E’ una bambina accucciata
accanto ad un dolore che non comprende appieno
perché c’è nata fuori, è nata prima,
in un luogo e in un tempo in cui tutto era cosa buona
e ogni cosa aveva un nome esatto e benedetto.
Sente lo smarrimento,
la pena che è sostanza piena
di quanto la fa carne di un’assenza,
di nessun’altra carne
se vorrebbe strapparsela la costola
incarnita e dolente senza amore.
Il fianco un fosso scavato dalla separazione
– vuoto dell’incompletezza eppure campo
dove arare la riconciliazione.
Sentire le mani del Creatore
plasmarla nuova e tutta intera – di sé sola creatura
ossa delle proprie ossa
carne della propria carne –
così da poterne fare un dono
e non un vincolo né un destino,
a nulla sottomessa se non a se stessa
che spalla a spalla passeggiava con lui nel giardino.
Senza doglie nascemmo
il Dio ci fece – polvere dal suolo – come un artigiano
frutti del suo lavoro
e con noi s’è fatto padre inesperto e imprudente
a dire “non si tocca” a due bambini, in fondo.
Qui la voce le si incrina
qualcosa dentro, così come allora
continua a spezzarsi di nuovo ancora e ogni volta
in quel punto si ferma, rientra nel racconto come un’altra,
cambia voce e in lei si rinnova il travaglio
della generazione del tempo in grembo all’eterno,
l’entrata della storia nel suo corpo
attraverso la sua bocca – cisterna per la semina
e la raccolta di ogni parola e nome nuovo
fatti racconto e dunque cosa che s’avvera
passaggio dal principio divino all’inizio umano
ché nel giardino era solo nascita
e la luce rideva toccando terra.
(…)
Hanno scritto che si aprirono i vostri occhi
ma tu, madre, dici che non fu così
che si chiusero piuttosto, che non riusciste più a guardarvi
come vi guardavate prima
quando avevate l’umile trasparenza dell’acqua
la sua vita aderita all’obbedienza
e non eri di lui né da lui
ma eravate l’uno dentro l’altra
per la sola intercessione dell’amore.
Sfilati ad uno ad uno i fili del divino
inciampaste in una sapienza cieca
senza pudore vi scopriste inospitali;
perdeste la pratica semplice
che delle carezze hanno le mani.
Vi perdeste.
Fu disobbedienza, infedeltà, impazienza,
fu la naturale necessità di dubitare e una curiosità inetta
a sorprendervi nudi, a rapire il vostro sguardo.
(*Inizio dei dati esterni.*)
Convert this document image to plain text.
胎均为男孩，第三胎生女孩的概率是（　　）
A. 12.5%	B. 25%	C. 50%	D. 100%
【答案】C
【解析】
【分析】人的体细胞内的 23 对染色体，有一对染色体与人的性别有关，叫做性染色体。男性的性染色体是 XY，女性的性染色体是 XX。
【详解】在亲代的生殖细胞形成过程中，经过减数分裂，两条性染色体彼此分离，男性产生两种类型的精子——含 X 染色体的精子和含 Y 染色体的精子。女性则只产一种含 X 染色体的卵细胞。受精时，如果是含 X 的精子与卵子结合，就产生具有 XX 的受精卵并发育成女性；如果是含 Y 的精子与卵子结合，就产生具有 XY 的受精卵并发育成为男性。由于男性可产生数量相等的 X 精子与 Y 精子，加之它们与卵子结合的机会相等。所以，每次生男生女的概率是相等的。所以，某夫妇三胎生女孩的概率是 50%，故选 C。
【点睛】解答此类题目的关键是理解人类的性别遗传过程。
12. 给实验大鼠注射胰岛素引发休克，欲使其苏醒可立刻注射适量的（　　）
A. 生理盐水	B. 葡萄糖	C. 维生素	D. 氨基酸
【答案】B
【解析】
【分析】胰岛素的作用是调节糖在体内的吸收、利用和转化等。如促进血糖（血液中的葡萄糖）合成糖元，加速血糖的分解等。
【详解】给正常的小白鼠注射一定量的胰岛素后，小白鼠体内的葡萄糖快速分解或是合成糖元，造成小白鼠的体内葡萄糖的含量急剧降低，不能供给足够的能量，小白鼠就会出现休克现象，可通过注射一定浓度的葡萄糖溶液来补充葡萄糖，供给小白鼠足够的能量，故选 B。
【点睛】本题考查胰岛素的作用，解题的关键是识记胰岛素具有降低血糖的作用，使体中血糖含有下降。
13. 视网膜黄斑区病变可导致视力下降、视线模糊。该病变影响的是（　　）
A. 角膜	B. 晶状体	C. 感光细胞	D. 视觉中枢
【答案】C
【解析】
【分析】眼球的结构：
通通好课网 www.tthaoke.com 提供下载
Disorientato, impaurito divenne piccolo e parziale e vorace,
si recise la radice che lo legava al moto superluminale del cuore
e ora crede solo in ciò che tocca.
Ma era necessario, madre,
che i vostri occhi mutassero sostanza,
che la nudità si trasformasse in mistero
per il libero declinarsi di una stessa natura,
caduta nell’abisso del possesso
e vedeste le vostre impronte sulla terra
accanto alla facilità che i semi hanno di generare vita,
che arrivaste al luogo dell’io e del tu,
dentro il largo della possibilità perché
l’amore ha bisogno di un tirocinio terreno.
(…)
Nel giardino tutto si dispiegava limpido
davanti ai vostri occhi che videro il mondo
prima e dopo il tradimento, quando non ci fu più somiglianza
fra voi né intimità, quando il Dio si ritirò.
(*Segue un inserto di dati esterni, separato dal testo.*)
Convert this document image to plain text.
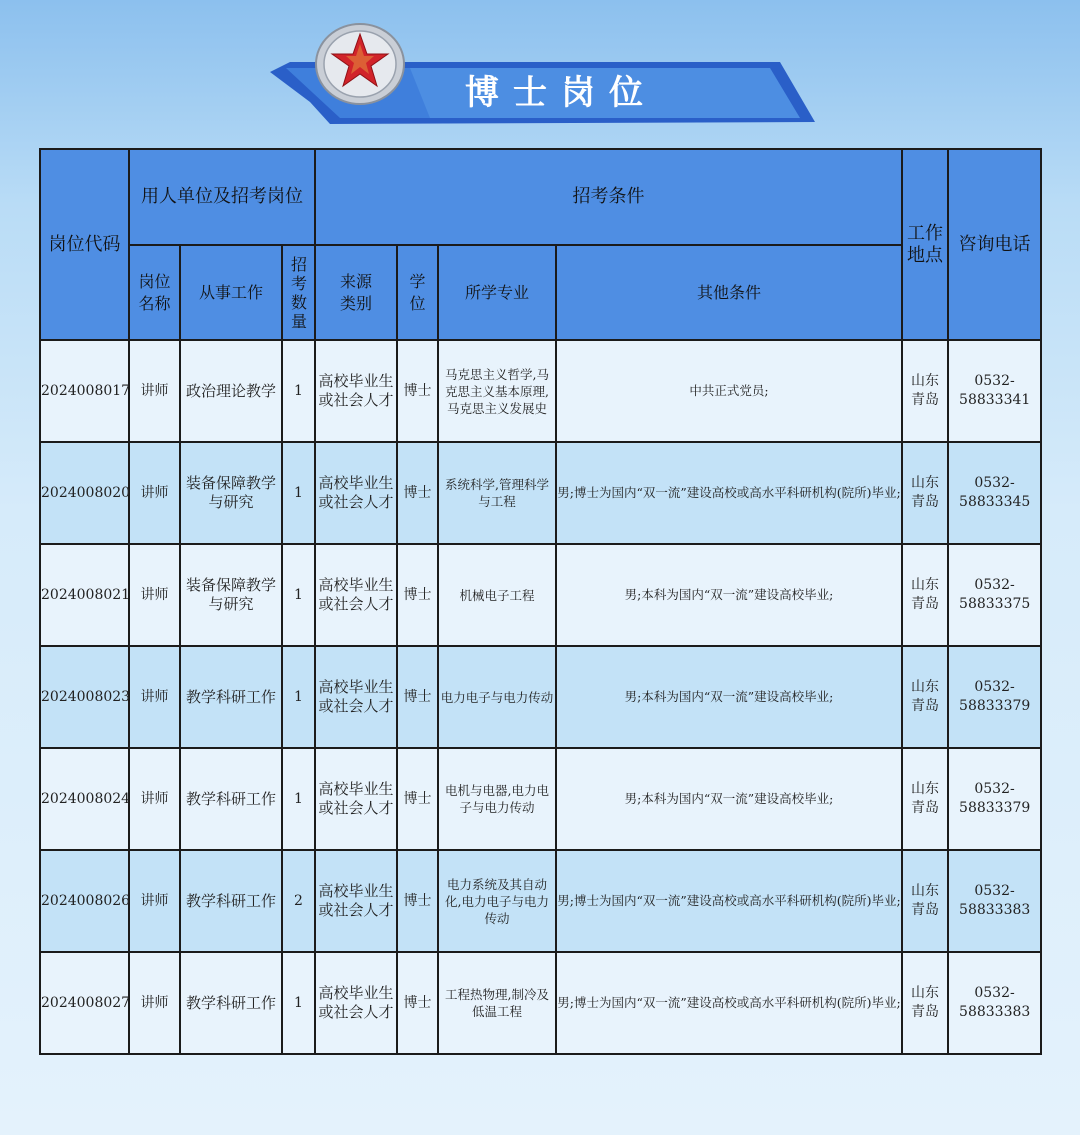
博士岗位
岗位代码	用人单位及招考岗位			招考条件				工作地点	咨询电话
	岗位名称	从事工作	招考数量	来源类别	学位	所学专业	其他条件		
2024008017	讲师	政治理论教学	1	高校毕业生或社会人才	博士	马克思主义哲学,马克思主义基本原理,马克思主义发展史	中共正式党员;	山东青岛	0532-58833341
2024008020	讲师	装备保障教学与研究	1	高校毕业生或社会人才	博士	系统科学,管理科学与工程	男;博士为国内“双一流”建设高校或高水平科研机构(院所)毕业;	山东青岛	0532-58833345
2024008021	讲师	装备保障教学与研究	1	高校毕业生或社会人才	博士	机械电子工程	男;本科为国内“双一流”建设高校毕业;	山东青岛	0532-58833375
2024008023	讲师	教学科研工作	1	高校毕业生或社会人才	博士	电力电子与电力传动	男;本科为国内“双一流”建设高校毕业;	山东青岛	0532-58833379
2024008024	讲师	教学科研工作	1	高校毕业生或社会人才	博士	电机与电器,电力电子与电力传动	男;本科为国内“双一流”建设高校毕业;	山东青岛	0532-58833379
2024008026	讲师	教学科研工作	2	高校毕业生或社会人才	博士	电力系统及其自动化,电力电子与电力传动	男;博士为国内“双一流”建设高校或高水平科研机构(院所)毕业;	山东青岛	0532-58833383
2024008027	讲师	教学科研工作	1	高校毕业生或社会人才	博士	工程热物理,制冷及低温工程	男;博士为国内“双一流”建设高校或高水平科研机构(院所)毕业;	山东青岛	0532-58833383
Non vi cacciò madre, il Dio andando via
portò con sé il giardino,
ci lasciò liberi di piantare noi il nostro,
con alberi a nostro piacimento,
con atomi per tutte le possibili strutture
semplici e complesse di spirito e materia,
con la fede e la speranza da imparare
e con quell’incessante appello
a risuonarci dentro: Ayekah: Dove sei?
Che il Dio non c’entra niente né col bene né col male
che in mano nostra è il loro potere e a noi il Dio
ha rimesso la possibilità della sua presenza,
che sta a noi portarlo sulla terra
dargli dimora, farne un pozzo.
Questo il compito, il mandato,
la testimonianza della difficile transitività
che non è certo che cose uguali a una terza
siano uguali tra loro.
(…)
Tu, madre, raccontavi mentre Caino intagliava animali nel legno,
li faceva per me, il fratello minore che gli era stato affidato,
cui badava quando andavamo a fare il bagno nel fiume,
per cui inventava giochi ma il capo era sempre Caino,
Caino l’eroe, il condottiero, forte e abile.
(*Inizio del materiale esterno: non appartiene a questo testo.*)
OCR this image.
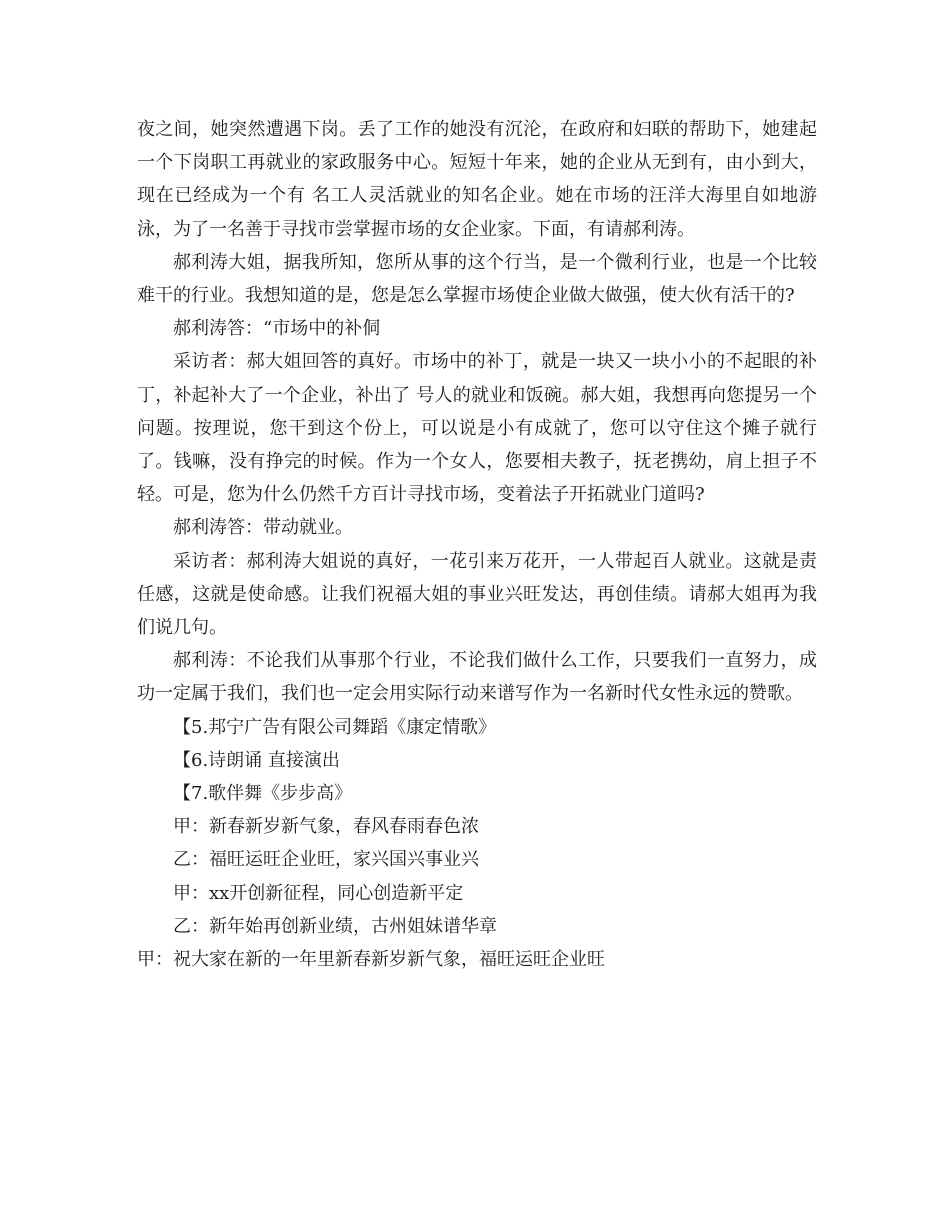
夜之间，她突然遭遇下岗。丢了工作的她没有沉沦，在政府和妇联的帮助下，她建起一个下岗职工再就业的家政服务中心。短短十年来，她的企业从无到有，由小到大，现在已经成为一个有 名工人灵活就业的知名企业。她在市场的汪洋大海里自如地游泳，为了一名善于寻找市尝掌握市场的女企业家。下面，有请郝利涛。

郝利涛大姐，据我所知，您所从事的这个行当，是一个微利行业，也是一个比较难干的行业。我想知道的是，您是怎么掌握市场使企业做大做强，使大伙有活干的?

郝利涛答：“市场中的补侗

采访者：郝大姐回答的真好。市场中的补丁，就是一块又一块小小的不起眼的补丁，补起补大了一个企业，补出了 号人的就业和饭碗。郝大姐，我想再向您提另一个问题。按理说，您干到这个份上，可以说是小有成就了，您可以守住这个摊子就行了。钱嘛，没有挣完的时候。作为一个女人，您要相夫教子，抚老携幼，肩上担子不轻。可是，您为什么仍然千方百计寻找市场，变着法子开拓就业门道吗?

郝利涛答：带动就业。

采访者：郝利涛大姐说的真好，一花引来万花开，一人带起百人就业。这就是责任感，这就是使命感。让我们祝福大姐的事业兴旺发达，再创佳绩。请郝大姐再为我们说几句。

郝利涛：不论我们从事那个行业，不论我们做什么工作，只要我们一直努力，成功一定属于我们，我们也一定会用实际行动来谱写作为一名新时代女性永远的赞歌。

【5.邦宁广告有限公司舞蹈《康定情歌》

【6.诗朗诵 直接演出

【7.歌伴舞《步步高》

甲：新春新岁新气象，春风春雨春色浓

乙：福旺运旺企业旺，家兴国兴事业兴

甲：xx开创新征程，同心创造新平定

乙：新年始再创新业绩，古州姐妹谱华章

甲：祝大家在新的一年里新春新岁新气象，福旺运旺企业旺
Io amavo le creature del quinto giorno
anime senza la parola, pure come è puro
non ciò che non si sporca, ma ciò che sporcandosi
mostra la propria originaria innocenza.
Respiravo la loro pace, abitavo il loro essere senza domande.
Stavo nel loro stesso spazio crudo.
Poi, a volte, tu madre, all’improvviso tacevi
e guardavi Caino che intento all’intaglio
non si accorgeva del tuo sguardo,
ma io sì e un poco m’impauriva e un poco lo invidiavo:
a me non lo avevi mai rivolto e mi chiedevo
come faceva a non sentirlo, tanto era intenso, denso
e quale pensiero tuo lo generasse, quale visione.
Mi sentivo escluso – io già l’intruso, l’aggiunto –
e avrei voluto rivelarti di quella volta in cui Caino
volle imitare il Dio, secondo quanto ci avevi raccontato;
quando impastò col fango una figura
e vi alitò sopra, una, due, tre e tante volte ancora
– mi spaventò la sua ostinazione – ma quella
non prese vita e Caino irato la calpestò,
con rabbia la distrusse.
Mi disse di non dire niente, mi minacciò.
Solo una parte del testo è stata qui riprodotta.